Serving consumers means setting up helplines and customer support. What happens with fraud or mistaken payments? Will the Fed reverse them? Reimburse them? If so, it will have to build up an expertise in dispute resolution. What happens the first time someone asks for a ransom in CBDC? Will the Fed freeze the payments?
Designing and maintaining a retail-facing payments system would be a political minefield. Libertarians would want anonymous transactions while the FBI would clamor for traceability. Progressives would want financial inclusion to be maximized while Republicans would call for a minimum national ID requirement to block out immigrants. The Fed already has a complicated relationship with Congress. Why compound the problem?

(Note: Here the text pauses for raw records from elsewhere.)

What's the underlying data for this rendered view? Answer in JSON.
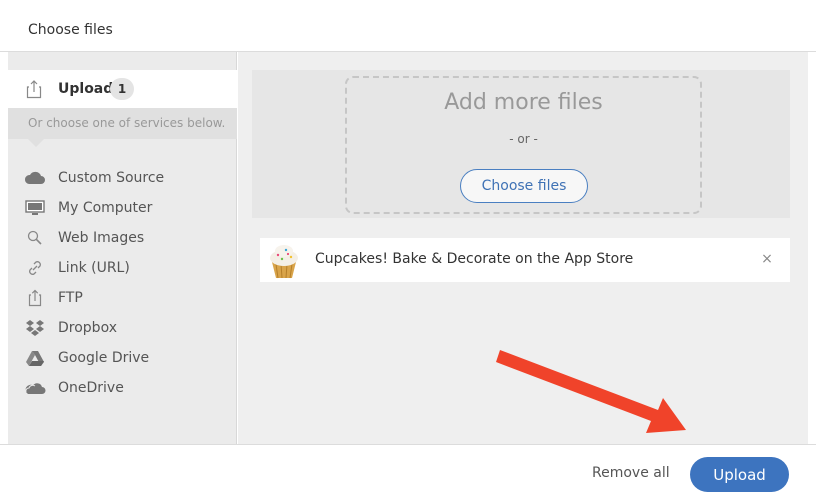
{
  "header": {
    "title": "Choose files"
  },
  "sidebar": {
    "upload_tab": {
      "label": "Upload",
      "count": "1"
    },
    "services_hint": "Or choose one of services below.",
    "services": [
      {
        "label": "Custom Source",
        "icon": "cloud-icon"
      },
      {
        "label": "My Computer",
        "icon": "monitor-icon"
      },
      {
        "label": "Web Images",
        "icon": "search-icon"
      },
      {
        "label": "Link (URL)",
        "icon": "link-icon"
      },
      {
        "label": "FTP",
        "icon": "upload-icon"
      },
      {
        "label": "Dropbox",
        "icon": "dropbox-icon"
      },
      {
        "label": "Google Drive",
        "icon": "google-drive-icon"
      },
      {
        "label": "OneDrive",
        "icon": "onedrive-icon"
      }
    ]
  },
  "main": {
    "dropzone": {
      "title": "Add more files",
      "or_text": "- or -",
      "choose_label": "Choose files"
    },
    "files": [
      {
        "name": "Cupcakes! Bake & Decorate on the App Store",
        "thumbnail": "cupcake-thumbnail",
        "remove_glyph": "×"
      }
    ]
  },
  "footer": {
    "remove_all_label": "Remove all",
    "upload_label": "Upload"
  },
  "colors": {
    "accent": "#3d74bf",
    "arrow": "#f0432a",
    "sidebar_bg": "#ebebeb",
    "main_bg": "#efefef"
  }
}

Given all these complications, the prudent choice is to let the others go first. Join the discussion over CBDCs. Be loud. Issue white papers and hold conferences.
But do so mainly to egg the others on. Let Europe, Sweden, the U.K. or Canada become guinea pigs for this new technology. Then closely monitor the many political, legal, and technological problems these early adopters inevitably encounter. If these problems prove intractable, then the Fed should avoid CBDC altogether. If not, think about ways to solve these problems. By going last, the Federal Reserve has the benefit of the most information.
But at all costs, avoid being the first.
The problem with a game in which no one wants to go first is the game never gets going. If CBDC is ever going to happen, it needs some reckless first movers.